D. – Sicuramente, però,
saranno ancora settimane e mesi di violenza ...
R. – Quello che si teme è,
appunto, che prima di andarsene, questi ribelli - che sono assolutamente da mandare
via - faranno disastri. Questo è quello che si teme. Adesso vedremo un po’ nei prossimi
giorni, se ci sarà un’evoluzione rapida o meno. Vedremo un po’.
D. – Qual è
la situazione umanitaria della popolazione di Bozoum?
R. – Adesso, moltissimi
si sono rifugiati nella nostra missione e ci stiamo organizzando per cercare di accoglierli
in modo decente. Già la notte scorsa erano 300, 400, ma adesso, penso, saranno già
oltre un migliaio. Qui si sentono in sicurezza ed è anche bello che la missione sia
un luogo di rifugio e di relativa tranquillità.
D. – La maggioranza è di religione
cristiana?
R. – La maggioranza sì. I musulmani, qui, credono siano un dieci
per cento, anche se è una comunità piuttosto radicata, perché sono qua da anni. Non
ci sono grossi problemi tra i musulmani e i cristiani: c’è sempre stata una buona
convivenza, con qualche piccolo problema ogni tanto. Questa guerra, però, sta mettendo
un po’ tutto in gioco.
D. – Uno degli ultimi timori è davvero che questo tipo
di conflitto si trasformi in un conflitto interreligioso...
R. – La possibilità
c’è ed è già molto concreta. Ci sono già state delle violenze che mirano direttamente
ai musulmani, con poi reazioni contrarie.
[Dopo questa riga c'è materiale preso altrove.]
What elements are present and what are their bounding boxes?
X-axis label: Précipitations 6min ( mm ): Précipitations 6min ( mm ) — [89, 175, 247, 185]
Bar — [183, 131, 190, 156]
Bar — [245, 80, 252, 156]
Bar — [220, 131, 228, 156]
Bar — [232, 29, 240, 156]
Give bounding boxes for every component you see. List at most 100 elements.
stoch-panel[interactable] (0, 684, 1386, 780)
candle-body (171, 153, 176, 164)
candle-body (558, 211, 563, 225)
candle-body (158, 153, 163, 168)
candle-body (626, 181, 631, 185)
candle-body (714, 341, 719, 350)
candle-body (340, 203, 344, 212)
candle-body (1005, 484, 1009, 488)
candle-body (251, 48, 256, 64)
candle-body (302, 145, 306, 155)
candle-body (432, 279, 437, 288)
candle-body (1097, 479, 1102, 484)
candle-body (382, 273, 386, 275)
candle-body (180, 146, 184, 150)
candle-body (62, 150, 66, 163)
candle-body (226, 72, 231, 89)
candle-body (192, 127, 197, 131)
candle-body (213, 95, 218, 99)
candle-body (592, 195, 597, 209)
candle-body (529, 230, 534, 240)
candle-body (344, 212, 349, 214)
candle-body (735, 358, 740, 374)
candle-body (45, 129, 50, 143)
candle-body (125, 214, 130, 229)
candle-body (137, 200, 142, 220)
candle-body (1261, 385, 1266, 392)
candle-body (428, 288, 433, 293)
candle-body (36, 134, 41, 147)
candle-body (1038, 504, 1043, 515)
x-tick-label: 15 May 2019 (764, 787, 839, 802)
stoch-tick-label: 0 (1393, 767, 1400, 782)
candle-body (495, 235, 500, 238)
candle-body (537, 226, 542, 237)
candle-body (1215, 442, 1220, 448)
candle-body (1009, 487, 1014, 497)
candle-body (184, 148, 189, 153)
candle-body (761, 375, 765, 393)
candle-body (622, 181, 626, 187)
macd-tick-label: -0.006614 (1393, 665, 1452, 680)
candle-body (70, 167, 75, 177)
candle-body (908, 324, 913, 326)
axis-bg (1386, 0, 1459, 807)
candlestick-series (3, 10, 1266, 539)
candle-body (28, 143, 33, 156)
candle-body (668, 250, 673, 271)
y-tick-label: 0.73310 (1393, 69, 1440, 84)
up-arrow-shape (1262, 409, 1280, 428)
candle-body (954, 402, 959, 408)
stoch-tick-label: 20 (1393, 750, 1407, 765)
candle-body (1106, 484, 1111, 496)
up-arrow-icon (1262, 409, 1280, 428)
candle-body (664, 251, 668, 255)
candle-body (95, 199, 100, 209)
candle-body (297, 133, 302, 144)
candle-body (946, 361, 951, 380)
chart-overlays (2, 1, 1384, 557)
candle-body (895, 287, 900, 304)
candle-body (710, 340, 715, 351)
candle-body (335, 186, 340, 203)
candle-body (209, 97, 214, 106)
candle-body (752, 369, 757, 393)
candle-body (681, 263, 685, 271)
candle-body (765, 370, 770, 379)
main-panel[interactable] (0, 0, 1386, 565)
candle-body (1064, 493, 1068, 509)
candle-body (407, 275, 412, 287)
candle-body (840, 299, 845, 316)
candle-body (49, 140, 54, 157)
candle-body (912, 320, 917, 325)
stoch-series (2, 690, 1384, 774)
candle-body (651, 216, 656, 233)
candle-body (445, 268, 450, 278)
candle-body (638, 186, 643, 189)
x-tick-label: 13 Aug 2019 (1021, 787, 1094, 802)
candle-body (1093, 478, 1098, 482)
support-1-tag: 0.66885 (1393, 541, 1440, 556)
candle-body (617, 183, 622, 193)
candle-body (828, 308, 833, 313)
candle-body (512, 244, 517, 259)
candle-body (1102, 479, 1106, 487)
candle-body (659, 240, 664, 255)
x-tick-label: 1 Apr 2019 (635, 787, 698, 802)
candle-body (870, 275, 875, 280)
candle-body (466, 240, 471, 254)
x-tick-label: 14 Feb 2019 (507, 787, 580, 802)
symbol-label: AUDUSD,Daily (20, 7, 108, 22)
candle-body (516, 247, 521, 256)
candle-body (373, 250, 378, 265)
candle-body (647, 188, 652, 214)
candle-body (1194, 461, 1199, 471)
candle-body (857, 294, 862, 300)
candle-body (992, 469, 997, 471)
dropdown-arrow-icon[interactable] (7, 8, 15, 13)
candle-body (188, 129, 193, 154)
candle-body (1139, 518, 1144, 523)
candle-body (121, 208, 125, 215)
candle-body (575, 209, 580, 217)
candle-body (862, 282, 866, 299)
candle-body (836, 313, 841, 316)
E quelle purtroppo ci sono già state dall’inizio.
Questo movimento della Seleka, infatti, è composto in maggioranza da musulmani del
Nord, del Sudan e del Ciad, quindi questo ha creato tensione, gelosia, rancore e sarà
poi difficile da cambiare, ci vorrà molto tempo.
D. – Come la vostra missione,
la vostra parrocchia, sta preparando la festa del Santo Natale, in un momento così
difficile di paura?
R. – E’ un momento in cui sentiamo anche forte il senso
della speranza e dell’attesa, che il momento liturgico ci suggerisce. In questi giorni,
appunto, si fa sentire più forte questo desiderio. La prima domenica di Avvento abbiamo
iniziato con la Lettura di Isaia, dove si dice: “Forgeranno le loro spade in vomeri”.
Questo ci ricorda che la pace è un dono, ma bisogna anche saperlo lavorare e preparare.